The power behind the [intelligence] throne (1 of 2)

In light of the mind blowing revelations of government privacy intrusion in past weeks, it is worth considering how these breaches of privacy were allowed to occur.  Obviously, the Fourth Amendment is the paramount law in situations such as this and states that “the right of the people to be secure in their persons, houses, papers, and effects against unreasonable searches and seizures, shall not be violated, and no Warrants shall issue, but upon probable cause, supported by Oath or affirmation, and particularly describing the place to be searched, and the persons or things to be seized.”

However, the two main sources of authority that seem to be at the root of the government’s newfound intrusive technology authority begin with The Patriot Act and the 1978 Foreign Intelligence Surveillance Act (FISA).  Part 1, presented here, will focus on FISA.

FISA was passed in response to intelligence agency overreach over the decades.  It established rules governing the government when it desires to conduct electronic surveillance outside the United States.  FISA set up a special federal court where secret FISA search warrants may be submitted in order to keep national investigations classified.  The government could make a “classified application to a special court, identifying or describing the target[,] demonstrate probable cause that the target is a foreign power or an agent thereof, and that the facilities to be monitored will be used by the target.” 

This seems straightforward enough.  Intelligence agencies can apply for a search warrant to tap phone lines of an enemy of the state after proving by probable cause that the line will be used by that enemy.  Or is it an enemy?  The language seems to suggest that the party at issue needs only to be a person of interest.  However, in 2008, Congress added “section 702 to the statute, allowing the government to use electronic surveillance to collect foreign intelligence on non-U.S. persons it reasonably believes are abroad, without a court order for each target.”  Although a U.S. citizen may not intentionally be targeted, the lack of any practical oversight raises concerns.  Do government agencies do what they ought to when no one is looking?

An unclassified government document used as a teaching tool states that: An acquisition authorized under section 702:

  • May not intentionally target any person known at the time of acquisition to be located in the U.S.
  • May not intentionally target a person reasonably believed to be located outside the United States, if the purpose of such acquisition is to target a particular, known person reasonably believed to be in the U.S.
  • May not intentionally target an USPER reasonably believed to be located outside the U.S.
  • May not intentionally acquire any communication as to which the sender and all intended recipients are known at the time of the acquisition to be located in the U.S.
  • Shall be conducted in a manner consistent with the Fourth Amendment

Again, this sounds reasonable enough.  But the true question is of course whether the government is following these procedures.  More telling is of course recent statistics.  The Foreign Intelligence Surveillance Court did not reject a single warrant application from 1979 to 2002.  Since President Obama has taken office, it has denied two warrants and granted 8,600.  Absolute power corrupts. 
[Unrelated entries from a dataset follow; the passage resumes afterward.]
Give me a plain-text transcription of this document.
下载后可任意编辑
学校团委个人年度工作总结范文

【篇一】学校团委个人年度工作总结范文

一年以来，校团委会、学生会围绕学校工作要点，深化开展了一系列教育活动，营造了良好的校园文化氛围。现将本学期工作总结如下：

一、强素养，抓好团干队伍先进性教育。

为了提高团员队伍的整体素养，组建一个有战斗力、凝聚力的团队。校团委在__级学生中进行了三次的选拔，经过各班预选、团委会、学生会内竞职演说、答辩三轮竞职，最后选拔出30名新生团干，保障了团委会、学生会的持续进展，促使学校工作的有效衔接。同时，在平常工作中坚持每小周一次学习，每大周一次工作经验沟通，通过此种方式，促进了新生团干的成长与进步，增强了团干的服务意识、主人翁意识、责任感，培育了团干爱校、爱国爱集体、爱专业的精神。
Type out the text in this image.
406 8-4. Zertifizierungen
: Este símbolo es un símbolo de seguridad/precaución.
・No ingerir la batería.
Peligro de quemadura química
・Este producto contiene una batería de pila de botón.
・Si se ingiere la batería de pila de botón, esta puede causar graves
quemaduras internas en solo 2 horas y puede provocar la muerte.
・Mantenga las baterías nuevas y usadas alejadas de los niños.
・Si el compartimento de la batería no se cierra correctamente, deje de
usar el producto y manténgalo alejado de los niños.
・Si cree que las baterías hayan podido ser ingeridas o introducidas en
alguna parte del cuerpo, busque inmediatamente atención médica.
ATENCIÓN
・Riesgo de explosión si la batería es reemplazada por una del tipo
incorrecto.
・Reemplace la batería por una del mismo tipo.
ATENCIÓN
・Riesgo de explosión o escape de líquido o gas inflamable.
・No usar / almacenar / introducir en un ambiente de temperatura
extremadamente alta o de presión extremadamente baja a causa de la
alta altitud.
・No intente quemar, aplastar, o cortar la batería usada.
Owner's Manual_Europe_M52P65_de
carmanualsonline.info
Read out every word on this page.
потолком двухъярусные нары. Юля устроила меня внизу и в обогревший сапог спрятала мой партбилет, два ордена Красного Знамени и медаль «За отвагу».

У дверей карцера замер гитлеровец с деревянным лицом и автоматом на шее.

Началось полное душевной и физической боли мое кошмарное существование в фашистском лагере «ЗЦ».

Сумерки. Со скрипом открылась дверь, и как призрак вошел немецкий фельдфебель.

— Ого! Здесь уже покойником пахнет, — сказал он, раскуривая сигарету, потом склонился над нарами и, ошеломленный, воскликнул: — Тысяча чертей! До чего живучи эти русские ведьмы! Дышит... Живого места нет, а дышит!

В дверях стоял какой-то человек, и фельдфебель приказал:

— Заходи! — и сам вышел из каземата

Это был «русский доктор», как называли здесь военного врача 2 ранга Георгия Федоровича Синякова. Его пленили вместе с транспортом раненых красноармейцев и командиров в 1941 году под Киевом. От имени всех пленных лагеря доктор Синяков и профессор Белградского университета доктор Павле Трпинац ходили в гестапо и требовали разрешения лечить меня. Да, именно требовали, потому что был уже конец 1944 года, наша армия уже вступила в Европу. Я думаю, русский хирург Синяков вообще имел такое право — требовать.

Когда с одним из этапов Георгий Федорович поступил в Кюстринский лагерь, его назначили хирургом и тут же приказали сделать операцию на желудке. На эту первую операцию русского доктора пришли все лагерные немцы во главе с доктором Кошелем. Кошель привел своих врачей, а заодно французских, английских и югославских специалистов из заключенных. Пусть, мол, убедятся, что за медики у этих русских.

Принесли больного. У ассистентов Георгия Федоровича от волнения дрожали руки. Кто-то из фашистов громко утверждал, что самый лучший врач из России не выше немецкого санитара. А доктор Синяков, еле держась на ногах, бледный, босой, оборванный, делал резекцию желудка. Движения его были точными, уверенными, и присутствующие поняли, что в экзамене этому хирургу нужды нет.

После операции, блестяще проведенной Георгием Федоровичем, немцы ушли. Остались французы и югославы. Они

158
The problem with a secret court is that there is little oversight.  That is not to say that there aren’t agencies or Congressmen with the power of oversight, it is simply to say that the secret judge doesn’t seem to have anyone in front or above him except for the unilateral muscular government agency, and that is clearly not enough.

As far as section 702, it sounds like a wink-and-a-nod provision that says, Americans can’t intentionally be surveilled, but should they be . . . it will probably be allowed to slide, since it was in good faith.

We need to tighten these statutes.  Privacy and security can co-exist.